Alarms provide user-oriented Monitoring-as-a-Service for resources running on OpenStack. This type of monitoring ensures you can automatically scale in or out a group of instances through the Orchestration module, but you can also use alarms for general-purpose awareness of your cloud resources’ health.
These alarms follow a tri-state model:
The definition of an alarm provides the rules that govern when a state transition should occur, and the actions to be taken thereon. The nature of these rules depend on the alarm type.
For conventional threshold-oriented alarms, state transitions are governed by:
The Telemetry module also supports the concept of a meta-alarm, which aggregates over the current state of a set of underlying basic alarms combined via a logical operator (AND or OR).
A key associated concept is the notion of dimensioning which defines the set of matching meters that feed into an alarm evaluation. Recall that meters are per-resource-instance, so in the simplest case an alarm might be defined over a particular meter applied to all resources visible to a particular user. More useful however would be the option to explicitly select which specific resources you are interested in alarming on.

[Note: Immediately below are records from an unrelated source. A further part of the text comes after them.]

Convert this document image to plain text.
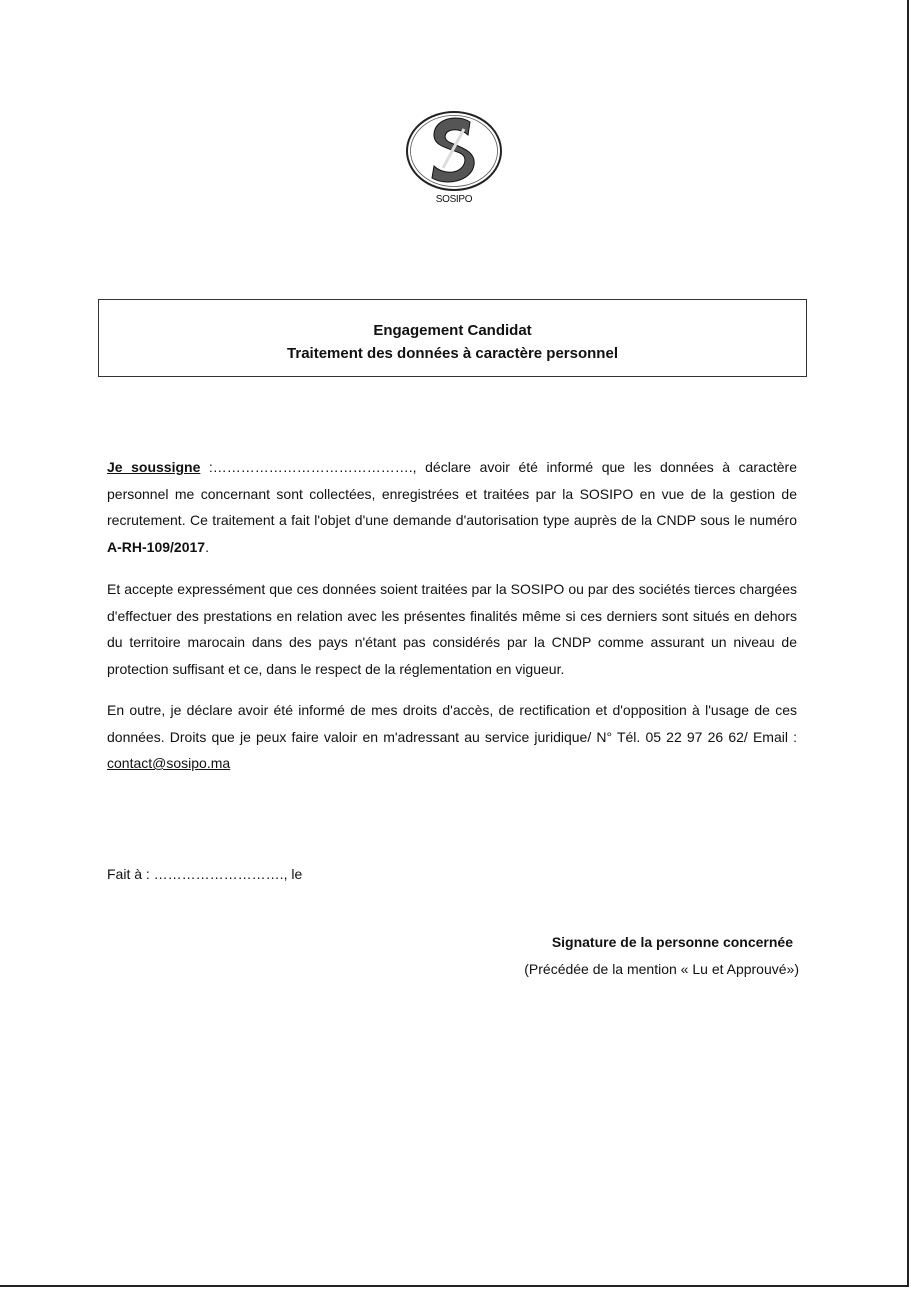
SOSIPO
Engagement Candidat
Traitement des données à caractère personnel

Je soussigne :……………………………………., déclare avoir été informé que les données à caractère personnel me concernant sont collectées, enregistrées et traitées par la SOSIPO en vue de la gestion de recrutement. Ce traitement a fait l'objet d'une demande d'autorisation type auprès de la CNDP sous le numéro A-RH-109/2017.

Et accepte expressément que ces données soient traitées par la SOSIPO ou par des sociétés tierces chargées d'effectuer des prestations en relation avec les présentes finalités même si ces derniers sont situés en dehors du territoire marocain dans des pays n'étant pas considérés par la CNDP comme assurant un niveau de protection suffisant et ce, dans le respect de la réglementation en vigueur.

En outre, je déclare avoir été informé de mes droits d'accès, de rectification et d'opposition à l'usage de ces données. Droits que je peux faire valoir en m'adressant au service juridique/ N° Tél. 05 22 97 26 62/ Email : contact@sosipo.ma

Fait à : ………………………., le
Signature de la personne concernée
(Précédée de la mention « Lu et Approuvé»)
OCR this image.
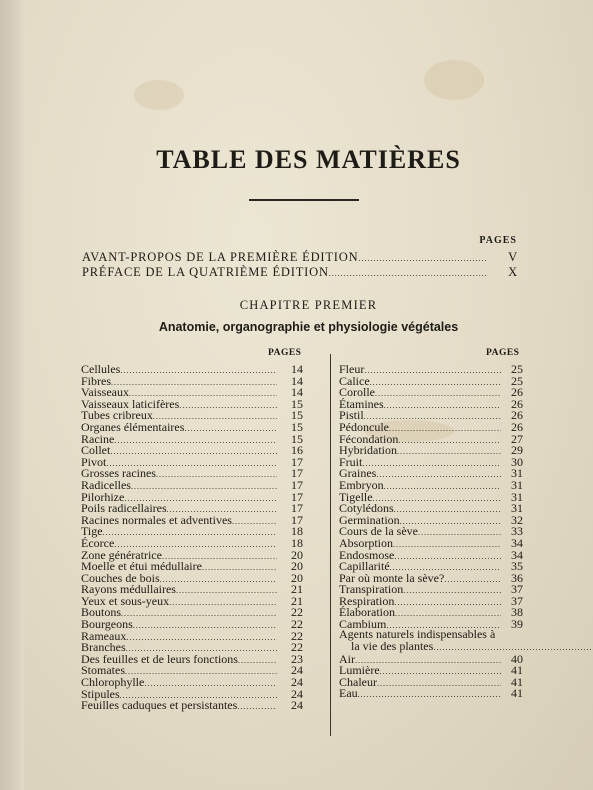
TABLE DES MATIÈRES
PAGES
AVANT-PROPOS DE LA PREMIÈRE ÉDITION . . .	V
PRÉFACE DE LA QUATRIÈME ÉDITION . . .	X
CHAPITRE PREMIER
Anatomie, organographie et physiologie végétales
PAGES	PAGES
Cellules . . .	14
Fibres . . .	14
Vaisseaux . . .	14
Vaisseaux laticifères . . .	15
Tubes cribreux . . .	15
Organes élémentaires . . .	15
Racine . . .	15
Collet . . .	16
Pivot . . .	17
Grosses racines . . .	17
Radicelles . . .	17
Pilorhize . . .	17
Poils radicellaires . . .	17
Racines normales et adventives . . .	17
Tige . . .	18
Écorce . . .	18
Zone génératrice . . .	20
Moelle et étui médullaire . . .	20
Couches de bois . . .	20
Rayons médullaires . . .	21
Yeux et sous-yeux . . .	21
Boutons . . .	22
Bourgeons . . .	22
Rameaux . . .	22
Branches . . .	22
Des feuilles et de leurs fonctions . . .	23
Stomates . . .	24
Chlorophylle . . .	24
Stipules . . .	24
Feuilles caduques et persistantes . . .	24
Fleur . . .	25
Calice . . .	25
Corolle . . .	26
Étamines . . .	26
Pistil . . .	26
Pédoncule . . .	26
Fécondation . . .	27
Hybridation . . .	29
Fruit . . .	30
Graines . . .	31
Embryon . . .	31
Tigelle . . .	31
Cotylédons . . .	31
Germination . . .	32
Cours de la sève . . .	33
Absorption . . .	34
Endosmose . . .	34
Capillarité . . .	35
Par où monte la sève? . . .	36
Transpiration . . .	37
Respiration . . .	37
Élaboration . . .	38
Cambium . . .	39
Agents naturels indispensables à
la vie des plantes
. . .
Air . . .	40
Lumière . . .	41
Chaleur . . .	41
Eau . . .	41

At one extreme you might have narrowly dimensioned alarms where this selection would have only a single target (identified by resource ID). At the other extreme, you could have widely dimensioned alarms where this selection identifies many resources over which the statistic is aggregated. For example all instances booted from a particular image or all instances with matching user metadata (the latter is how the Orchestration module identifies autoscaling groups).
Alarms are evaluated by the alarm-evaluator service on a periodic basis, defaulting to once every minute.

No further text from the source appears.